I have the langrangian $L = \frac 1 2m((1+4r^2)r’^2) + \frac 1 2 mr^2 θ’^2 -mgr^2 $
I worked out theHamiltonian and 4 Hamiltonian equations and got
$\frac {dpθ}{dt} = 0 $ for one of them $pθ$ is the momentum of the angle
Is that enough to show that the Hamiltonian is conserved.

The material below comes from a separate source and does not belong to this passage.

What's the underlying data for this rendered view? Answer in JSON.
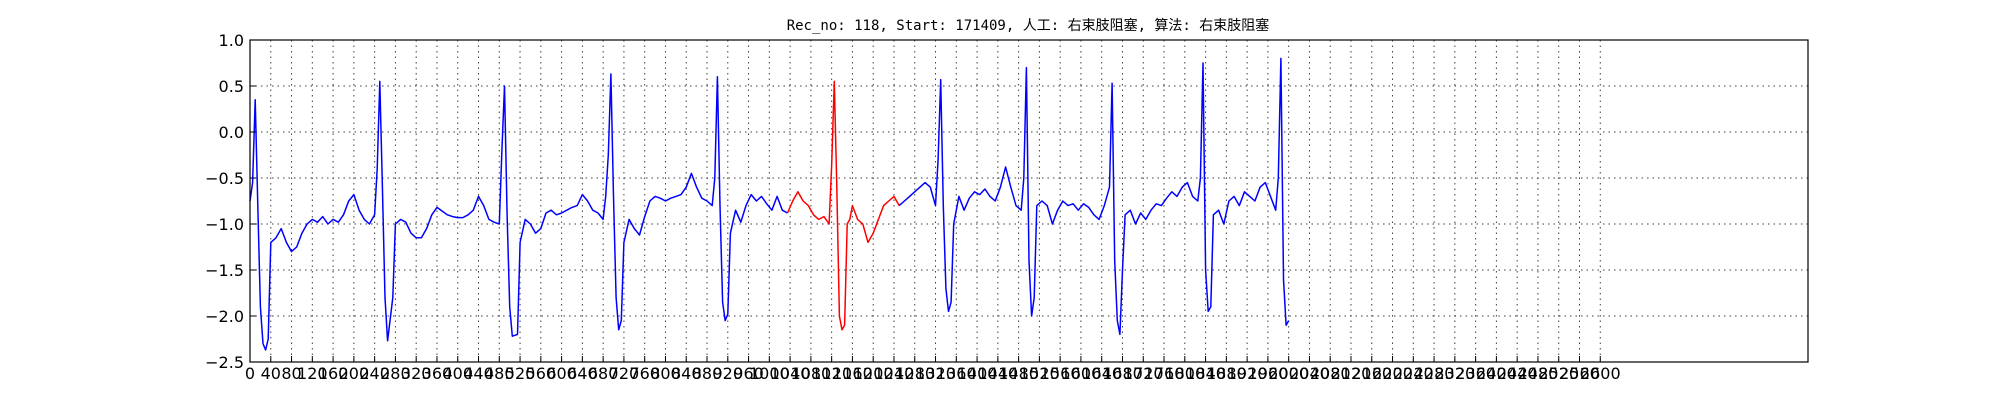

In the Euler-Lagrange equations with momentum variables, you get $\newcommand{\pd}[2]{\frac{\partial#1}{\partial#2}}$ \begin{align} p_r&=\pd{L}{\dot r}=m(1+r^2)\dot r\\ p_θ&=\pd{L}{\dot θ}=mr^2\dot θ \end{align} and then \begin{align} \dot p_r&=\pd{L}{r}=4mr\dot r^2+mr\dot θ^2-2mgr\\ \dot p_θ&=\pd{L}{θ}=0 \end{align} For the Hamiltonian you should get $$ H=p_r\dot r+p_θ\dot θ-L=\frac{p_r^2}{2m(1+4r^2)}+\frac{p_θ^2}{2mr^2}+mgr^2. $$ It is now easy to check that $\dot q=H_p$ and $\dot p=-H_q$ gives the same equations as the Euler-Lagrange formalism, so that indeed $\dot H=H_p\dot p+H_q\dot q=0$.